In Third Person

A personal look into video games, the video game industry and video game culture.

Image from IGN

I loved Fight Night Round 4. I loved how the gameplay engine was tweaked so that the game played and moved a lot more realistically. While it wasn't perfect (in particular all of the menu-based stuff was borderline maddening), it's easily the best boxing video game around and I enjoyed it greatly.

So why did I furiously trade it in after owning it for only two weeks?

I was on my 50th fight in career mode. My character had a record of 48-0-2. I was about to train for my 50th fight when...the game crashes.

I don't know what could have caused the problem.
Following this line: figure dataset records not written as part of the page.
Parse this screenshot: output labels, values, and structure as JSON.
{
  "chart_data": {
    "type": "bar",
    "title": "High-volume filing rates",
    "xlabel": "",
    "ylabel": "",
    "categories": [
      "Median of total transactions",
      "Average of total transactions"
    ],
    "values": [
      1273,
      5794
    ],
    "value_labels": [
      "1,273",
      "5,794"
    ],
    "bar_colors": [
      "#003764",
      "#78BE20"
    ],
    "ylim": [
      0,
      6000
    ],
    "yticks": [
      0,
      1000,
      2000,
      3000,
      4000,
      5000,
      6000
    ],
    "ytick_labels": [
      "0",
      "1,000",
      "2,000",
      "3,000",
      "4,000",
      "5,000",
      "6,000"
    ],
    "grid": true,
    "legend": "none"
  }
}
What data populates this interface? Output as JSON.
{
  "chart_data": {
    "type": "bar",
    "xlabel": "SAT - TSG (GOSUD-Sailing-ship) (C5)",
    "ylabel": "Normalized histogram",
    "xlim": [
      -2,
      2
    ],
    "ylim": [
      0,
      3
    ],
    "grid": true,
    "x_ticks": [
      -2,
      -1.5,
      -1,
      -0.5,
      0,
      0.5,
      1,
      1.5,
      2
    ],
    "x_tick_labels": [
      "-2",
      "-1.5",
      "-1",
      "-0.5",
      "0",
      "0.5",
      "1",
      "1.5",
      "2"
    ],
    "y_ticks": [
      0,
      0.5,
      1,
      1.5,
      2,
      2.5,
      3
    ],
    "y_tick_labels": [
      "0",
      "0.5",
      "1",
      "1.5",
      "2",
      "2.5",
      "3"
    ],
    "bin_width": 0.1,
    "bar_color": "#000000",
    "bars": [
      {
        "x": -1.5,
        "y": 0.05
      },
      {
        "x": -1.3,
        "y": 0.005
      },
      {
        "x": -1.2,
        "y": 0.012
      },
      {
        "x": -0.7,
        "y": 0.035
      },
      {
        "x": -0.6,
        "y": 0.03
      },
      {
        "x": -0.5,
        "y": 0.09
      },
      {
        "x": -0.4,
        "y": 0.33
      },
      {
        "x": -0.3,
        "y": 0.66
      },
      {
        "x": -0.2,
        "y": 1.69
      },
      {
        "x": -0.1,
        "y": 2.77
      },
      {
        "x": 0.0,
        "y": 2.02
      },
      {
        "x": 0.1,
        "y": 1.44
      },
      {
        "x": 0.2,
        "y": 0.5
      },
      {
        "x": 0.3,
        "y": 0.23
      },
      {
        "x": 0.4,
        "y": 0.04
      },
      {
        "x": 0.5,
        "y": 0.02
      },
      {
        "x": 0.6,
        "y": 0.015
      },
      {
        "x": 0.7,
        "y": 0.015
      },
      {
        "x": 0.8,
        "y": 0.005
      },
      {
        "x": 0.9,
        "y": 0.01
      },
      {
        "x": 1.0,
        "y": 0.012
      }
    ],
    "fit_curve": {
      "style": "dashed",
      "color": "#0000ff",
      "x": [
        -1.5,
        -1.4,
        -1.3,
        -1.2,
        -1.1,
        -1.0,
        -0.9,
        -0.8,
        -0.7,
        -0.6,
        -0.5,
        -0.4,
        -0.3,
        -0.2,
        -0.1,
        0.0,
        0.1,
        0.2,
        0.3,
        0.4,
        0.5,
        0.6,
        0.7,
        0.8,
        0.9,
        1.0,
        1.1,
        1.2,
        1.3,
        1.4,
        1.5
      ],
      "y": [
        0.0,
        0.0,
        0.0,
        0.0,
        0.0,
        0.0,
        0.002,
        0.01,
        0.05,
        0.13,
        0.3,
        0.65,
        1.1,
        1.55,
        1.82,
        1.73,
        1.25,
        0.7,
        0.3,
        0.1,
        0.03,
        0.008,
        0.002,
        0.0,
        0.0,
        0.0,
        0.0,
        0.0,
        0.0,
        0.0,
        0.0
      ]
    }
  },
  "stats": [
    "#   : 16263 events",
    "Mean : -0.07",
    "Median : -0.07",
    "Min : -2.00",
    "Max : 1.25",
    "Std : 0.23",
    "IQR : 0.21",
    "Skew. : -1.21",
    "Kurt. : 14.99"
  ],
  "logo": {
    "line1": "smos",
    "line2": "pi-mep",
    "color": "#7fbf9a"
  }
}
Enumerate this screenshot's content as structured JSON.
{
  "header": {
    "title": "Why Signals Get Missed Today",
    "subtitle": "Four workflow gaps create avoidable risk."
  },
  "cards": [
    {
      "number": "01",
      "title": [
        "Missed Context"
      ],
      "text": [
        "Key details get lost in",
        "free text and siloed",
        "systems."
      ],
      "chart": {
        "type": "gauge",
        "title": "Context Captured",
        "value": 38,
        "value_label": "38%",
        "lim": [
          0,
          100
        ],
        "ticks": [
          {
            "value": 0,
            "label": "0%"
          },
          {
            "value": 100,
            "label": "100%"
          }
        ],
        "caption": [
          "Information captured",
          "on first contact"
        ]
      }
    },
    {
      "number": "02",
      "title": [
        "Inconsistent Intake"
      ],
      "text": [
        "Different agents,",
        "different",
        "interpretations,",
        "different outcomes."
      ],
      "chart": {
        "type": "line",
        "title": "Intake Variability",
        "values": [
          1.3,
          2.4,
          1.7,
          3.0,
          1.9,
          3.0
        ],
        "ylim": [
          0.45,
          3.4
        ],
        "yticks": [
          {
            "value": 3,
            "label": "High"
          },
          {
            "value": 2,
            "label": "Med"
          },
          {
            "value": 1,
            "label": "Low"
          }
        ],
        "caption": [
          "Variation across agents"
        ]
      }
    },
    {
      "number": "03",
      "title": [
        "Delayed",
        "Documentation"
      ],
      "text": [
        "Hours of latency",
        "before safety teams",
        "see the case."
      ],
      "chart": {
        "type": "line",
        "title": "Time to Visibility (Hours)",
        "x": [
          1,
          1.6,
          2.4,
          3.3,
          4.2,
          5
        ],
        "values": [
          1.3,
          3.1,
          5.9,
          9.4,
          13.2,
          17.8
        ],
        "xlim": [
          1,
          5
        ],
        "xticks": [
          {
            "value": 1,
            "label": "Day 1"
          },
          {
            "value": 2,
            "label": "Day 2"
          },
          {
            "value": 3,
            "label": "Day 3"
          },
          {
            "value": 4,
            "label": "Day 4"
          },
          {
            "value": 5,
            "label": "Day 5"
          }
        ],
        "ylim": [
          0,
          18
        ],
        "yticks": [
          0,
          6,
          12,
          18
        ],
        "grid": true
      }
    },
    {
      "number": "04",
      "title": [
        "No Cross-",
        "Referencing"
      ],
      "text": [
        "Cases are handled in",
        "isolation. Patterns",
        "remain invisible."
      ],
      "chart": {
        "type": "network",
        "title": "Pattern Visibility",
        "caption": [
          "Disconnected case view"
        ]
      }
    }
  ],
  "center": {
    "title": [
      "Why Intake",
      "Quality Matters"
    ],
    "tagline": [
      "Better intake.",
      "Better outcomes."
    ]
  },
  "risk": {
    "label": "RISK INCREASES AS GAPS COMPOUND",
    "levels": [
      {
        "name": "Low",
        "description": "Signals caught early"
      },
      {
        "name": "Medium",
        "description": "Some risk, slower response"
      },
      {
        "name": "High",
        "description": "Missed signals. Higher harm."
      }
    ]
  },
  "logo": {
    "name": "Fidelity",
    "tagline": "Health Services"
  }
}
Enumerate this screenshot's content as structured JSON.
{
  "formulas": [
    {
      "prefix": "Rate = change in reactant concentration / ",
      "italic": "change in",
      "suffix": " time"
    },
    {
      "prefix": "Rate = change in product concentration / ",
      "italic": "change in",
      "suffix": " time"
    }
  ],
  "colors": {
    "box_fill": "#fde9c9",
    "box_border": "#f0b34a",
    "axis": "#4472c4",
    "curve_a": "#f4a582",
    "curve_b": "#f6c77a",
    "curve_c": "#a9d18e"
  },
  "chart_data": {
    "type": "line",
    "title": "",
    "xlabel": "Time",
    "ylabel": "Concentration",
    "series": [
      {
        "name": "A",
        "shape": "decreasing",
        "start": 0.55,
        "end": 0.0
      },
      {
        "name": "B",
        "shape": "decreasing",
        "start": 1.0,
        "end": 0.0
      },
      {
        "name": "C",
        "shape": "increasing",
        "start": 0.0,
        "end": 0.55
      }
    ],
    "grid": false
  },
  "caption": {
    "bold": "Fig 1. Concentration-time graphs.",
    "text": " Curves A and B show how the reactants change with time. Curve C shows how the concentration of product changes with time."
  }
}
So I tried it again. No dice. Tried to skip the training session. Nope. It would continue to crash on the date May 17, 2024 every single time.

There was no way around it; I was screwed. After hours of working my way to the top, my career was essentially destroyed by a glitch in the game. Great.

On EA Sports support forums, they refer to this as a "rare freeze issue". However, with over 500 posts in that particular thread, I have a hunch that I'm not alone on this one. They say a patch is on the way, but it won't come for another few weeks.

I understand it's probably the best they can do at this point, but that's not good enough of an answer for me. Sure, I could have just played Quick Match. I could have played online against a friend. I could have even tried Career Mode again and maybe not run into the same problem. But really there isn't any excuse for me being in this position in the first place. And what if the patch didn't fix my problem?

I refuse to support games that don't do the fundamental stuff, like work as they should. The moment I realized what had happened, I packed up the game and quickly traded it in at my local video game shop for something else.